Kato achieved a career-best total score of 168.38 points due to her strong free skate, which put her less than five points behind Sochi Olympian Kanako Murakami, who was fourth.

Ice Time spoke with Kato prior to Sunday’s exhibition gala and she came across as both serious and determined. The high school sophomore has been training in Cathedral City, California, with renowned jump coach Anthony Liu for the past two years.

“I am striving to be like Yuna Kim and Ashley Wagner,” stated Kato. “I want to express my feelings in my programs like they do. My goal is to be like them.”

The Osaka native particularly admired the ability of the retired two-time Olympic medalist Kim.

“She was good at jumps and jumped high,” noted Kato. “She was able to skate without showing pressure.”

Kato got an early start in skating, first taking the ice at the age of 2 years and 8 months at the suggestion of a family member.

“My aunt (Yukari Kato) was a skating coach and she encouraged me,” recalled Kato, who is now coached by both Liu and her aunt.

Kato, who finished third at the Junior GP in Slovakia last season, says her experience in another sport has helped her path as a skater.

“I trained as a gymnast when I was younger and that has been beneficial for increasing the height on my jumps through the years,” Kato commented.

Kato’s diminutive stature (she stands just 152 cm) would not normally be seen as an asset for jumps, but she credits Liu for making her even better in this area.

“He told me that I have to jump higher, because my jumps were looking like spins,” she recalled. “He has made my jumps higher.”

Liu was born in China, but moved to Australia when he was 20. He became a citizen two years later and went on to be a seven-time Australian champion. He competed in singles in two Olympics (Nagano — 1998, Salt Lake City — 2002) for his adopted country.

Liu coached Tatsuki Machida last season when he took the silver medal at the world championships.

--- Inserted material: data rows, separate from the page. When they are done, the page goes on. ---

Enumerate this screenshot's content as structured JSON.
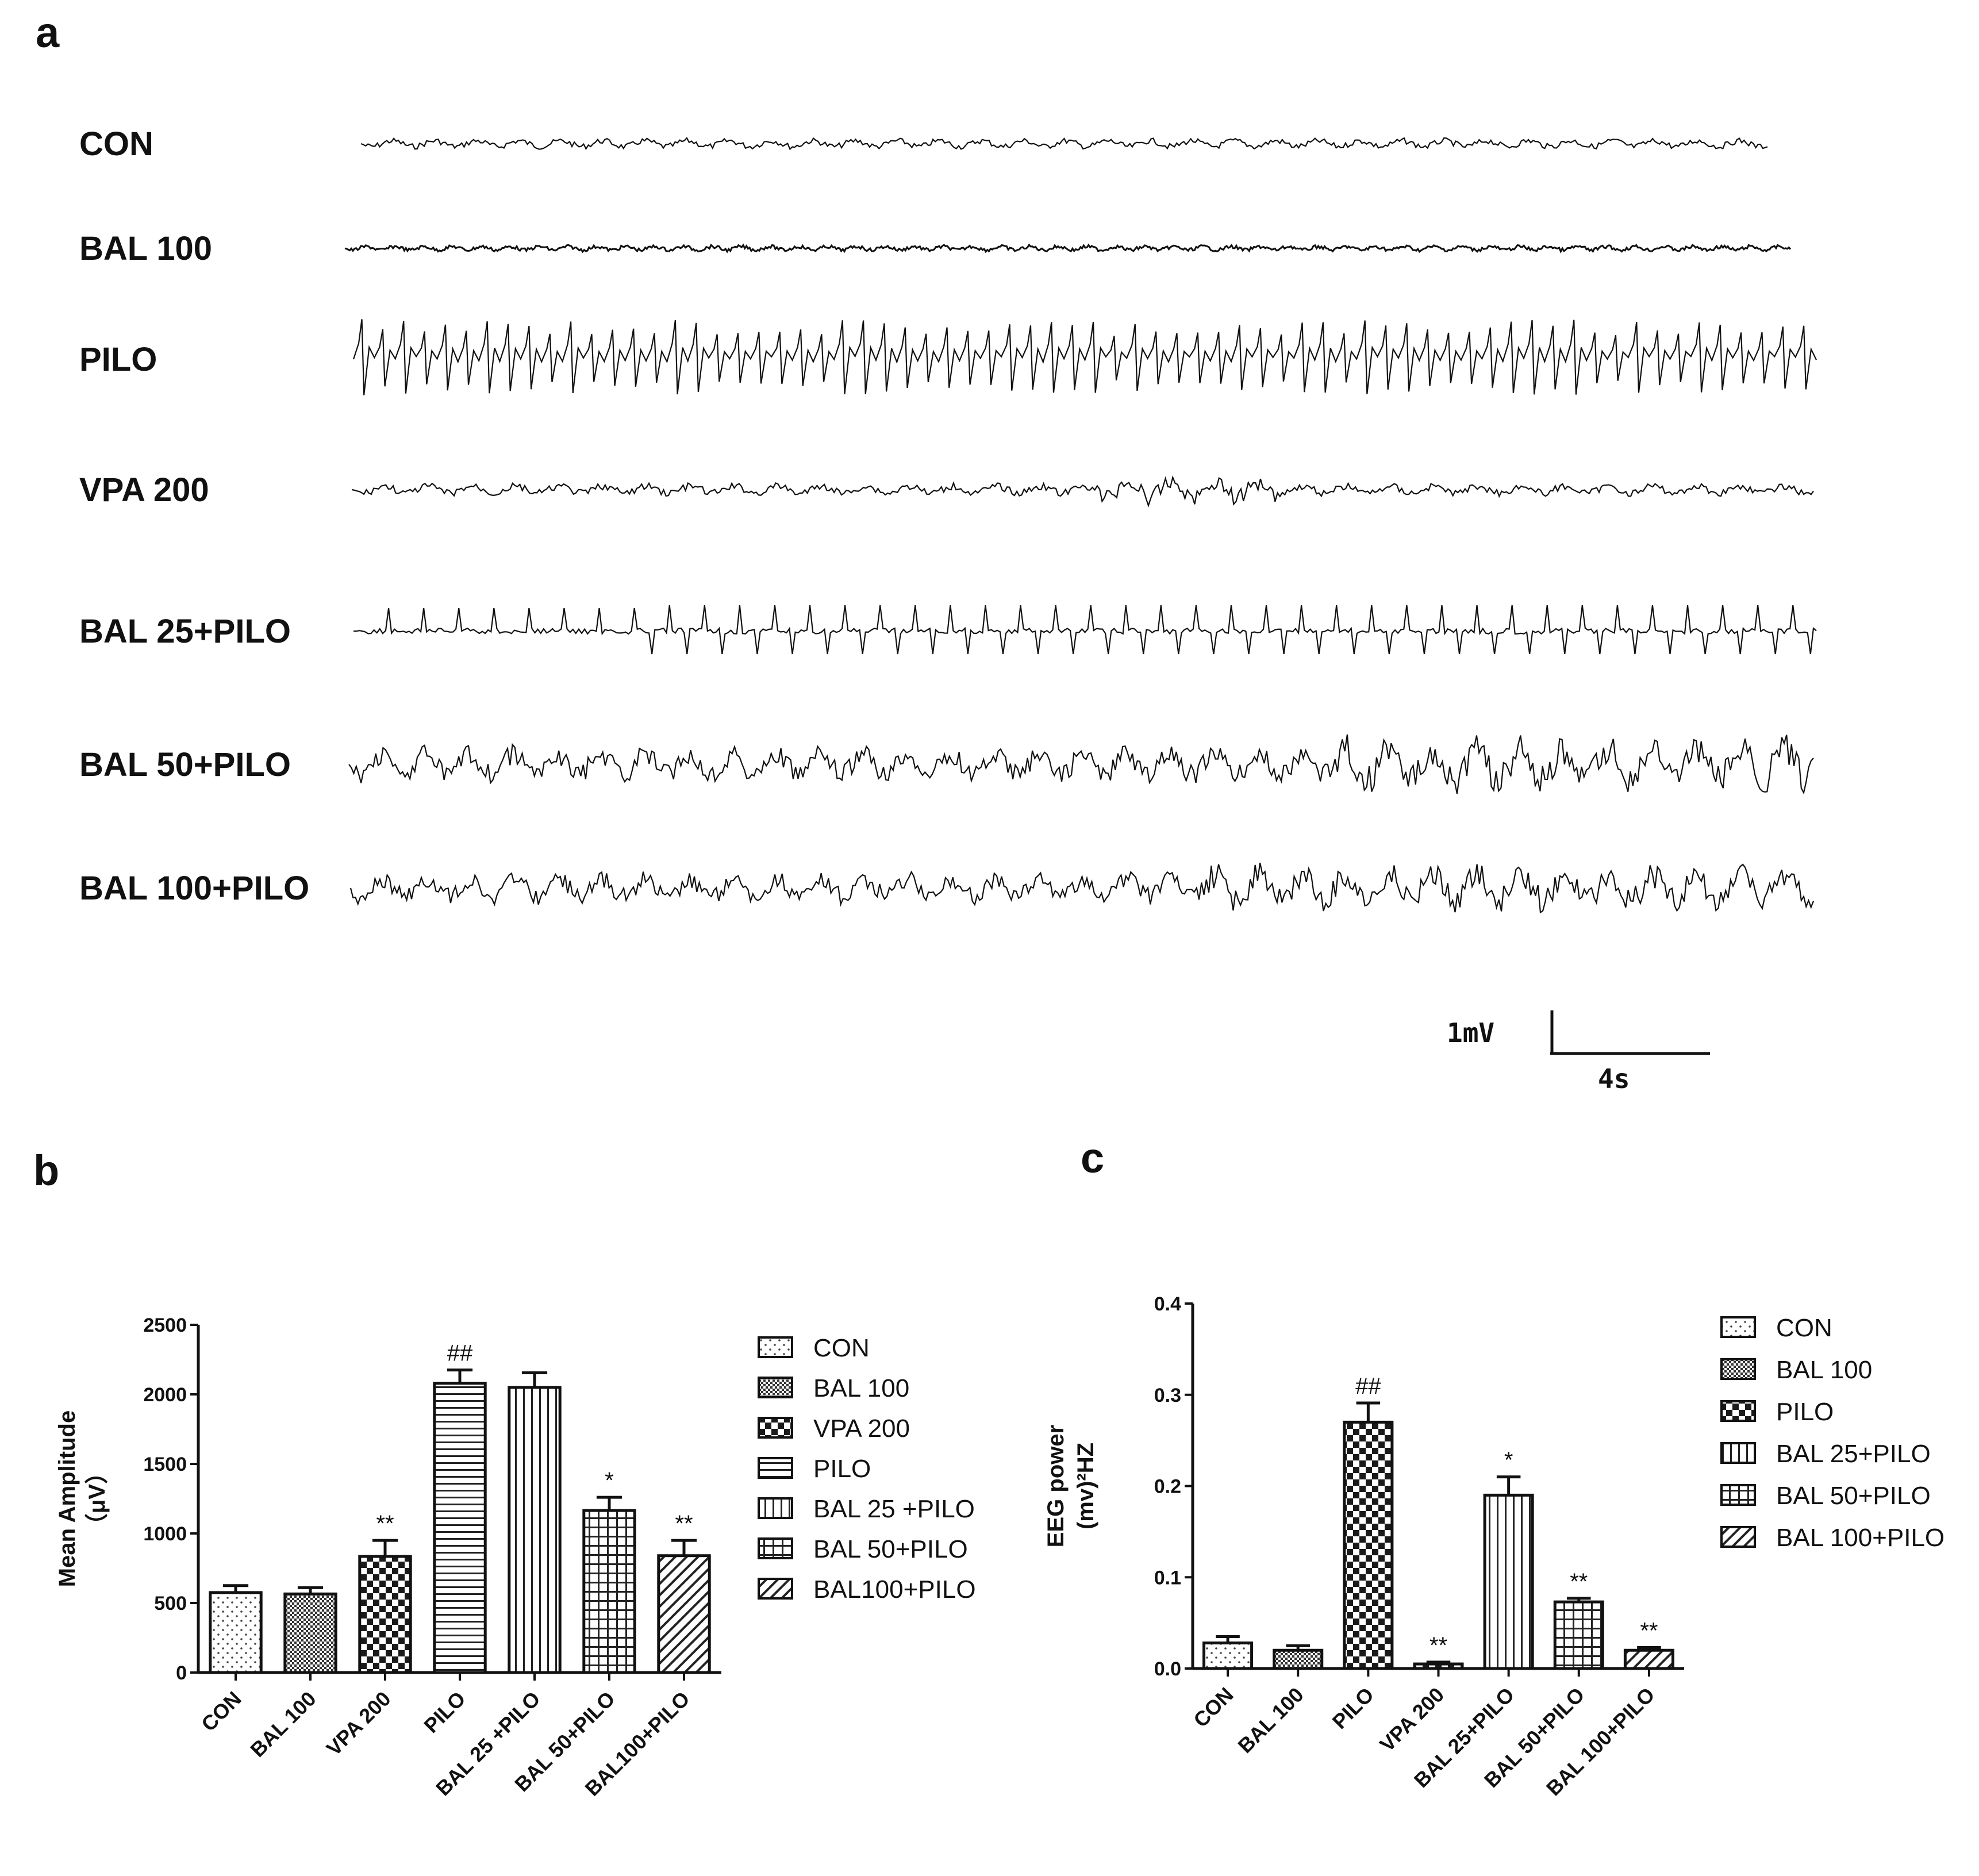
{
  "panel_a": {
    "letter": "a",
    "traces": [
      {
        "label": "CON"
      },
      {
        "label": "BAL 100"
      },
      {
        "label": "PILO"
      },
      {
        "label": "VPA 200"
      },
      {
        "label": "BAL 25+PILO"
      },
      {
        "label": "BAL 50+PILO"
      },
      {
        "label": "BAL 100+PILO"
      }
    ],
    "scale_bar": {
      "voltage": "1mV",
      "time": "4s"
    }
  },
  "chart_data": [
    {
      "panel": "b",
      "type": "bar",
      "ylabel_line1": "Mean Amplitude",
      "ylabel_line2": "（μV）",
      "ylim": [
        0,
        2500
      ],
      "yticks": [
        "0",
        "500",
        "1000",
        "1500",
        "2000",
        "2500"
      ],
      "categories": [
        "CON",
        "BAL 100",
        "VPA 200",
        "PILO",
        "BAL 25 +PILO",
        "BAL 50+PILO",
        "BAL100+PILO"
      ],
      "values": [
        575,
        565,
        835,
        2080,
        2050,
        1165,
        840
      ],
      "errors": [
        50,
        45,
        115,
        95,
        105,
        95,
        110
      ],
      "annotations": [
        "",
        "",
        "**",
        "##",
        "",
        "*",
        "**"
      ],
      "patterns": [
        "dots",
        "fine",
        "checker",
        "hlines",
        "vlines",
        "grid",
        "diag"
      ],
      "legend": [
        "CON",
        "BAL 100",
        "VPA 200",
        "PILO",
        "BAL 25 +PILO",
        "BAL 50+PILO",
        "BAL100+PILO"
      ]
    },
    {
      "panel": "c",
      "type": "bar",
      "ylabel_line1": "EEG power",
      "ylabel_line2": "(mv)²HZ",
      "ylim": [
        0,
        0.4
      ],
      "yticks": [
        "0.0",
        "0.1",
        "0.2",
        "0.3",
        "0.4"
      ],
      "categories": [
        "CON",
        "BAL 100",
        "PILO",
        "VPA 200",
        "BAL 25+PILO",
        "BAL 50+PILO",
        "BAL 100+PILO"
      ],
      "values": [
        0.028,
        0.02,
        0.27,
        0.005,
        0.19,
        0.073,
        0.02
      ],
      "errors": [
        0.007,
        0.005,
        0.021,
        0.002,
        0.02,
        0.004,
        0.003
      ],
      "annotations": [
        "",
        "",
        "##",
        "**",
        "*",
        "**",
        "**"
      ],
      "patterns": [
        "dots",
        "fine",
        "checker",
        "checker",
        "vlines",
        "grid",
        "diag"
      ],
      "legend": [
        "CON",
        "BAL 100",
        "PILO",
        "BAL 25+PILO",
        "BAL 50+PILO",
        "BAL 100+PILO"
      ],
      "legend_patterns": [
        "dots",
        "fine",
        "checker",
        "vlines",
        "grid",
        "diag"
      ]
    }
  ]
}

After two years in the States, Kato says she has made inroads on learning a second language.

“I’m not usually a talkative person,” she said. “But I can communicate well with my coach in English.”

Kato, who was second in the Japan Junior Championships two seasons ago, has continued her studies at Nagaodani High School via correspondence while living in the U.S.

Before she began training under Liu, Kato worked with Mie Hamada, who currently coaches Satoko Miyahara.

“Hamada-san was good at teaching jumps,” remembered Kato. “She taught me to first work on jumping without turns. This is why every time I get on the ice I first jump five times without turning.”

Confidence game: While Hanyu struggled during the NHK Trophy, it appears that he is almost fully recovered from the injuries suffered during his collision with Yan Han at the Cup of China. But it seemed as if his confidence may be lacking when it came to his quadruple jumps.

He was unable to land a quad in either the short program or free skate, and one has to wonder if deep down he still may be a bit rattled by what happened in Shanghai and was concerned about hurting himself again. When you are attempting a four-rotation jump, you can’t be worried about what happens if you don’t make it.

With two more weeks of training ahead of the GP Final in Barcelona, Spain, hopefully the additional practice will allow Hanyu to return to his previous form and allay any lingering concerns associated with the accident last month.

Just missed out: Though it was disappointing that no Japanese women qualified for the senior GP Final, the fact that Rika Hongo, Miyahara and Murakami are the three alternates is still encouraging. One or more of them could still get in if another competitor pulls out before the event for some reason.

As it stands now, three of the 12 skaters in the senior GP Final will be Japanese — Tatsuki Machida, Takahito Mura and Hanyu.

Daisuke Murakami, who won the NHK Trophy, received just one GP assignment. He could have had the chance to join his compatriots in Spain if he had been given a second opportunity.